Integration of Geospatial Foundation Models: The Climplicit encoding strategy (concatenating embeddings for months 3/6/9/12 to capture seasonal variation) is simple yet effective.
Capture of Intraspecific Variation: Despite training with species-level weak labels, the model retains the ability to distinguish individual differences across developmental stages within the same species.
Pareto Front Checkpoint Selection: Multi-objective optimization selects the checkpoint with the best simultaneous performance across all four traits.

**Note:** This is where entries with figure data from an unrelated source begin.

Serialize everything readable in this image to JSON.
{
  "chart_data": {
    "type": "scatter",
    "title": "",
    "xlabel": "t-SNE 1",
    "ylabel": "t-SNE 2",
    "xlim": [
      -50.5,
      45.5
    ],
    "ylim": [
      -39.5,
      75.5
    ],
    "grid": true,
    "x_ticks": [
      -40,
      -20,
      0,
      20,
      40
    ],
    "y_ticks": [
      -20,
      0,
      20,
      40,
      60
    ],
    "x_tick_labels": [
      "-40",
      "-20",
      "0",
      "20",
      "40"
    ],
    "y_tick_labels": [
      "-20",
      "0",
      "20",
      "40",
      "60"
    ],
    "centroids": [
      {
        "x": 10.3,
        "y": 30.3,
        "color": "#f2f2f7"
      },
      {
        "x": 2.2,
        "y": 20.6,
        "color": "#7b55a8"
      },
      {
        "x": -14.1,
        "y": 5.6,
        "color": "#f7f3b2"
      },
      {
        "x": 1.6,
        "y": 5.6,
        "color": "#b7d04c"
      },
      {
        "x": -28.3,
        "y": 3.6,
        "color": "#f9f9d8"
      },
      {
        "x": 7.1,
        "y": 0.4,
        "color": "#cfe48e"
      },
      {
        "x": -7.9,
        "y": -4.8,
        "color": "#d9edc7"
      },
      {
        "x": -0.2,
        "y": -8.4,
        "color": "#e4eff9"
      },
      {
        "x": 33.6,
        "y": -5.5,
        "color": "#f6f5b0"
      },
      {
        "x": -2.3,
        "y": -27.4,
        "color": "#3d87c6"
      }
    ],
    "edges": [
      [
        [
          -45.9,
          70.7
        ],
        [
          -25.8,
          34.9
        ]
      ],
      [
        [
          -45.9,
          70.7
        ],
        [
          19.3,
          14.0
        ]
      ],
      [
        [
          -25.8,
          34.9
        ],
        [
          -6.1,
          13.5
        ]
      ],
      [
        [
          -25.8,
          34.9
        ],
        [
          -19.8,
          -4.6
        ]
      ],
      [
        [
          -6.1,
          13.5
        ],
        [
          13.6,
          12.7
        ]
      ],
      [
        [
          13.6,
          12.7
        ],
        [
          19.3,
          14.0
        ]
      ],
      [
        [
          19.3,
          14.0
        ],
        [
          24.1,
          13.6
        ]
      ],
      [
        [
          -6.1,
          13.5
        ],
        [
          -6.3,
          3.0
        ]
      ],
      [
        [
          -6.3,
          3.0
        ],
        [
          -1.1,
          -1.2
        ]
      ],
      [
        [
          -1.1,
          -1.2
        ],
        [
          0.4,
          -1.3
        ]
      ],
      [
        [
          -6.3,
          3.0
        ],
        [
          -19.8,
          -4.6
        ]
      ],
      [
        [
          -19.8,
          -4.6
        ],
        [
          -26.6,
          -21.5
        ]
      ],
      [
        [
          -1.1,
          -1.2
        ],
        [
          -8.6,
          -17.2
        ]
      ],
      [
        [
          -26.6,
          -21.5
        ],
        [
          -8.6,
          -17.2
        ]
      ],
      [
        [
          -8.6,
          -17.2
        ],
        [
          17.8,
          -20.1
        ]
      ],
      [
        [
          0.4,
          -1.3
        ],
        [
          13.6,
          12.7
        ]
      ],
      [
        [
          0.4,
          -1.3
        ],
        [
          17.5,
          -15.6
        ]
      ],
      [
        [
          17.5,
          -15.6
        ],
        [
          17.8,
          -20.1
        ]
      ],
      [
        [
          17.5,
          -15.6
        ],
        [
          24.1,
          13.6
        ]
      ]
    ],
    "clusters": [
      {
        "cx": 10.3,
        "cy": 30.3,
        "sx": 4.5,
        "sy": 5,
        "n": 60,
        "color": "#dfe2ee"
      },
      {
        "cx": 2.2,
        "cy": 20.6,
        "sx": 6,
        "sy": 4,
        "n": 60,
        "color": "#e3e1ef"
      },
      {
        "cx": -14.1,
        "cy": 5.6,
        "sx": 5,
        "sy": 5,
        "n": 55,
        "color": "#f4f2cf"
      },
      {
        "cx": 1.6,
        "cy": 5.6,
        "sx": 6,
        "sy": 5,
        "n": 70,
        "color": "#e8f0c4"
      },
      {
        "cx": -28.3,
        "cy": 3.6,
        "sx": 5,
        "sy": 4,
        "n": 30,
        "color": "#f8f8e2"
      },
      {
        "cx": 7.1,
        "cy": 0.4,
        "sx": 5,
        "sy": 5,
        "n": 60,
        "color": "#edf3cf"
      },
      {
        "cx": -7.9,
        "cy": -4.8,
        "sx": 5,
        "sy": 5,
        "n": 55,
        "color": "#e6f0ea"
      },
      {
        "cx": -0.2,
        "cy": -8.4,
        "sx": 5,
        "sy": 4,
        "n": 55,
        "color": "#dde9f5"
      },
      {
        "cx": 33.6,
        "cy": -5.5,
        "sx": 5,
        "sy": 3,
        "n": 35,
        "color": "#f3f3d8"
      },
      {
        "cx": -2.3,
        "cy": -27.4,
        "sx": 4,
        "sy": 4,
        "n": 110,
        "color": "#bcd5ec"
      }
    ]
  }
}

Limitations & Future Work¶

Leaf nitrogen content (LN) prediction remains weak (negative R²), as it is a biochemical trait that is inherently difficult to infer from imagery.
The weakly supervised paradigm is a fundamental limitation — species-level annotations disregard inter-individual variation (intraspecific variability).
Citizen science data exhibit spatial and taxonomic biases (skewed toward Europe and North America, and toward herbaceous species).
Global trait maps exhibit systematic bias (R² substantially lower than r), requiring better calibration methods.
Only 2D images are utilized; video or time-series information is not exploited.

vs. Schiller et al. (2021): A pioneering single-task model that does not evaluate intraspecific variation; PlantTraitNet comprehensively outperforms it.
vs. Wolf et al. (2022): Introduced the sPlotOpen validation protocol and global feature maps; PlantTraitNet achieves better performance on the same benchmark.
vs. Remote Sensing Methods (Moreno, Butler): Traditional remote sensing extrapolation methods perform far worse than computer vision-based approaches.

Rating¶

Novelty: ⭐⭐⭐⭐ — First uncertainty-aware multimodal multi-task framework for global plant trait inference, with multiple novel components.
Experimental Thoroughness: ⭐⭐⭐⭐⭐ — Multimodal ablations, loss function ablations, global benchmark comparisons, intraspecific variation analysis, and phylogenetic analysis.
Writing Quality: ⭐⭐⭐⭐ — Clear structure, solid ecological background, and outstanding cross-disciplinary integration.
Value: ⭐⭐⭐⭐⭐ — Establishes a new paradigm for leveraging citizen science imagery in global ecological mapping; datasets and code are open-sourced.